IBM Continues to File New Patents Related to Blockchain SecurityScroll Down
On April 23, the United States Patent and Trademark Office issued a patent to IBM that relates to the use of distributed layer technology for sharing mobile data across devices.
According to the patent filing, IBM's new product is a follow-up to a previous patent, which was issued in November of 2017 and called "Information Sharing Among Mobile Apparatus." In the new patent, the company describes a means for verifying that data has been successfully shared by two mobile devices.
Invented by a small group of Japanese researchers, the platform described in the patent filing will be able to gather various forms of data and send it to computer nodes located close by. Data events generated will also be published on a distributed ledger, and the data itself would be used as well for mapping data updates.
Objects existing within the platform will be able to share event data across a number of mobile devices, and they will be able to do this in a secure way, without any need of third-party verification. Furthermore, the platform will be able to sense and control connected objects across networks, and it can integrate physical objects into the computer system. These individual connected objects will further be identifiable within the computer system, which means that physical objects will be able to interoperate with current Internet infrastructure.

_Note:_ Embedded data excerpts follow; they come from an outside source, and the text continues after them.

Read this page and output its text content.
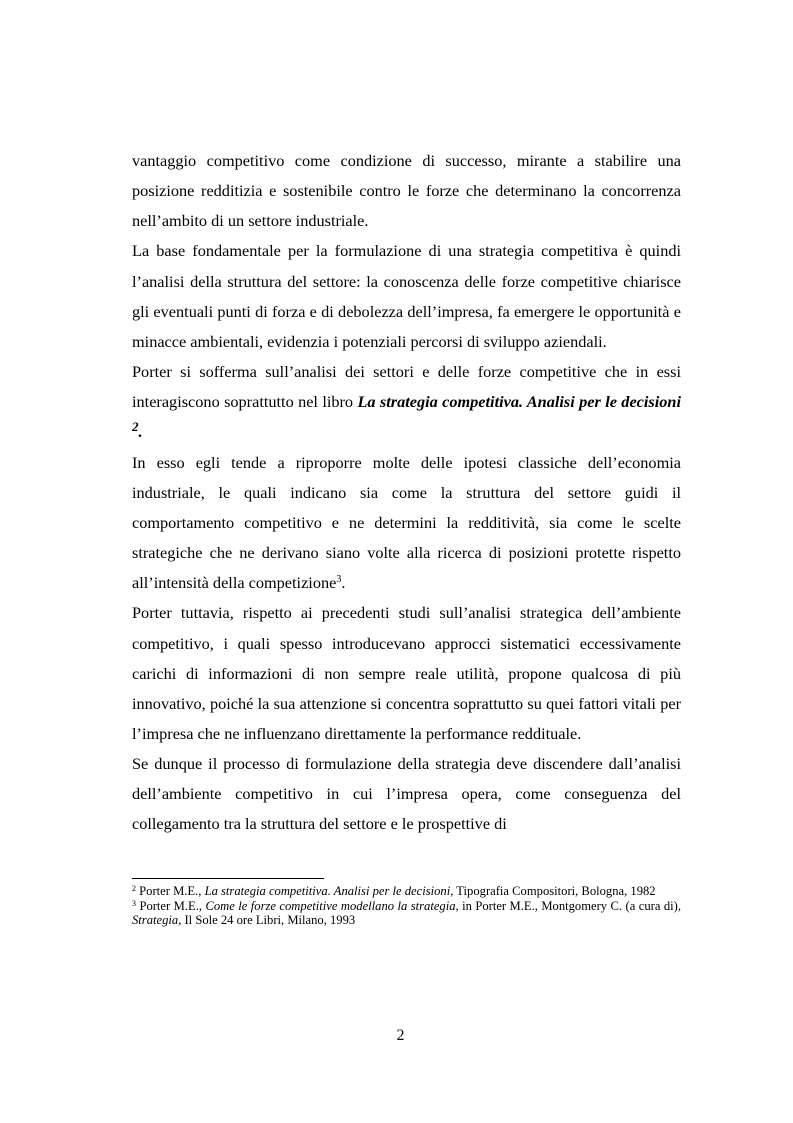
vantaggio competitivo come condizione di successo, mirante a stabilire una posizione redditizia e sostenibile contro le forze che determinano la concorrenza nell’ambito di un settore industriale.

La base fondamentale per la formulazione di una strategia competitiva è quindi l’analisi della struttura del settore: la conoscenza delle forze competitive chiarisce gli eventuali punti di forza e di debolezza dell’impresa, fa emergere le opportunità e minacce ambientali, evidenzia i potenziali percorsi di sviluppo aziendali.

Porter si sofferma sull’analisi dei settori e delle forze competitive che in essi interagiscono soprattutto nel libro La strategia competitiva. Analisi per le decisioni $^2$.

In esso egli tende a riproporre molte delle ipotesi classiche dell’economia industriale, le quali indicano sia come la struttura del settore guidi il comportamento competitivo e ne determini la redditività, sia come le scelte strategiche che ne derivano siano volte alla ricerca di posizioni protette rispetto all’intensità della competizione$^3$.

Porter tuttavia, rispetto ai precedenti studi sull’analisi strategica dell’ambiente competitivo, i quali spesso introducevano approcci sistematici eccessivamente carichi di informazioni di non sempre reale utilità, propone qualcosa di più innovativo, poiché la sua attenzione si concentra soprattutto su quei fattori vitali per l’impresa che ne influenzano direttamente la performance reddituale.

Se dunque il processo di formulazione della strategia deve discendere dall’analisi dell’ambiente competitivo in cui l’impresa opera, come conseguenza del collegamento tra la struttura del settore e le prospettive di

$^2$ Porter M.E., La strategia competitiva. Analisi per le decisioni, Tipografia Compositori, Bologna, 1982

$^3$ Porter M.E., Come le forze competitive modellano la strategia, in Porter M.E., Montgomery C. (a cura di), Strategia, Il Sole 24 ore Libri, Milano, 1993

2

This patent is the latest in a spate of patents that IBM has either filed or received relating to blockchain technology in the past few months. Earlier this month, the company received a patent related to the use of blockchain technology in helping manage both data and interactions of self-driving cars. The system helps these cars interact with ordinary vehicles by predicting the behavior of those driving the other vehicles.
Last month, IBM received a patent for a system that attempts to improve the security of certain blockchain networks. The company, in the patent filing, described various security methods for resisting what are called replay attacks. It does this while at the same time maintaining both privacy and the validity of user permissions.